Reunidos los actores, el rodaje, para el que no contaron con ningún permiso –“entrábamos en un banco, grabábamos y dábamos las gracias mientras la gente se nos quedaba mirando con cara de alucine”- supuso para ellos “un parto”. “Fue muy doloroso, muy cansado”. La recompensa, además de en forma de opción al Oscar, les ha llegado con los varios galardones que ya han recogido, desde el premio del público en Sundance al de la crítica en Hamburgo, el del jurado en Cognac y los de mejor director, guion y el galardón del público en el Festival del Amazonas. “No haces el trabajo por ese motivo”, dice Ellis, “sino porque una historia te gusta y esperas que a la gente le guste. Lo demás es colateral”.

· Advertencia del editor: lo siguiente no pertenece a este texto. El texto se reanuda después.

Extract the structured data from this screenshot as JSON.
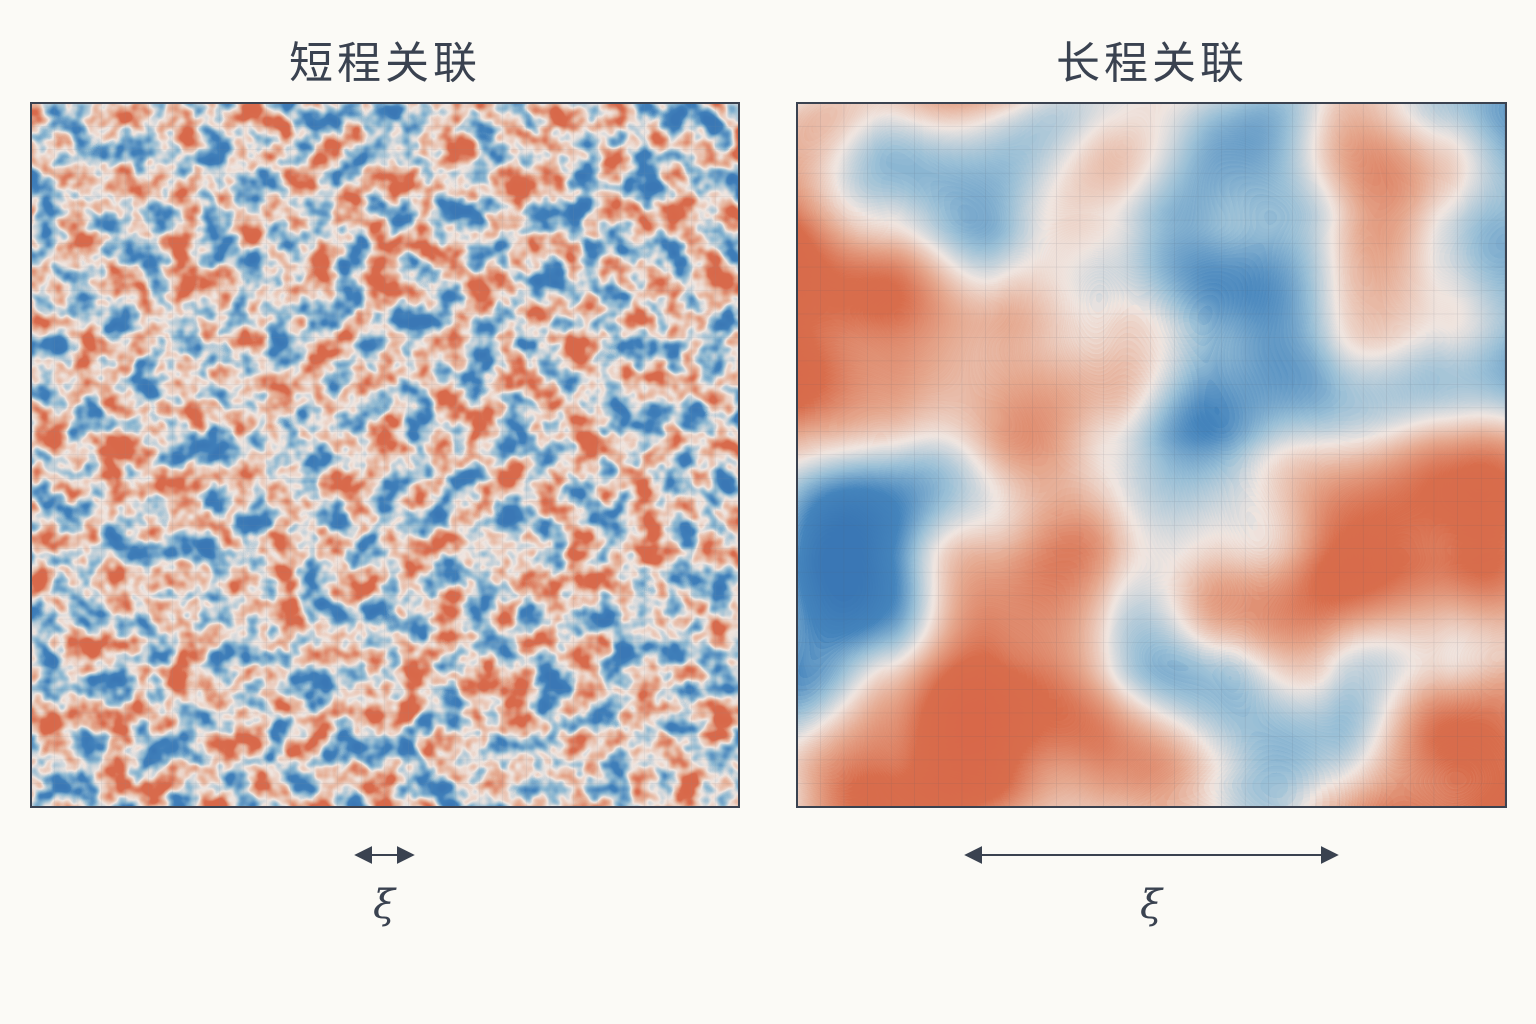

Colateral fue también la inclusión en la película, a modo de prólogo y epílogo, de la trágica hazaña de Alfred Santos, un hombre que en la vida real se llamó Reginald Chua. "Cuando contaba la historia de la película a la gente, todo el mundo me decía que se parecía a la suya", rememora el cineasta, que decidió incluirla en el último minuto. Hijo del dueño de una fábrica de seda que fue asesinado, Chua se vio obligado a cerrar el negocio. En su día a día, en su ciudad, se encontraba constantemente con los criminales, que nunca fueron castigados. En un acto de desesperación, Chua secuestró un avión y se hizo un paracaídas de seda para saltar con el dinero que robó a los viajeros. Cuatro días después lo encontraron muerto, semienterrado de cintura para abajo y rodeado de billetes. "Fue una de las imágenes más poéticas que había visto en mi vida, y la usé para mostrar cómo Óscar podía aprender de esos errores para salvar a su familia".